Automation has long been a necessary part of the marine engine. But the continued digitalisation of shipping is placing new burdens on old control systems. MAN’s new digital platform, CEON, is backed by a data-crunching capability beyond that of some social media networks. With all that analytical power, the demand for data from equipment on board will only grow.
Electrification and hybridisation will have a similar effect. As the drivetrain and onboard power generation system hosts more components and energy sources, the need for control and sensor feedback will increase. The result will be that electronic controls will face a bottleneck in processing power and communication capability when faced with the ship systems of tomorrow.
WinGD is one company to have recognised this impending gridlock. At CIMAC Congress, it will outline its solution, a complete break from control architecture originally designed more than 15 years ago. A modular design and a dedicated communications module are key components, the company told this publication this week.

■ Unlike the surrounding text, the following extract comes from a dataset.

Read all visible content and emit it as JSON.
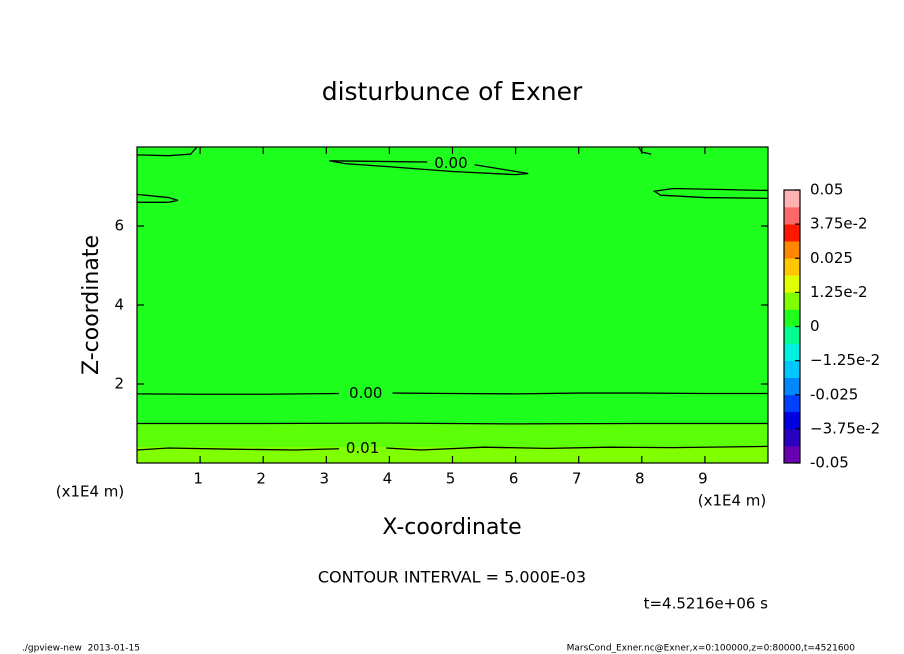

Other companies at the event will be presenting their own solutions to the challenge of preparing combustion engines for digitalisation and hybridisation. In shipping, there are two other factors that make the situation particularly problematic.
Firstly, unlike in power generation, engines on ships do not operate in near isolation. Even before the extra power sources that will be added through hybridisation, they are at the heart of a complex power and propulsion arrangement that includes fuel treatment, emissions abatement, ballast water treatment, HVAC and the drivetrain itself. Despite this, as Hoglund Marine Solutions CEO Børge Nogva noted in a recent comment, shipping traditionally does system integration badly. This must change as the systems around the engine become even more complex and disparate.
Secondly, the evolution of ship engines and machinery will mean that shipping needs to tackle crew skill shortages even more urgently. Of course, this applies to the modern electronic systems on which ship engines and machinery (not just navigation and communications) rely. The University of British Columbia and Vard are among those to recognise these concerns, putting forward a bold plan to bolster education. But the skill shortages are not confined to Canada.
Future demands on engines and machinery will require better, more capable control systems. To make the most of these, they will need to be both better integrated and more capably operated.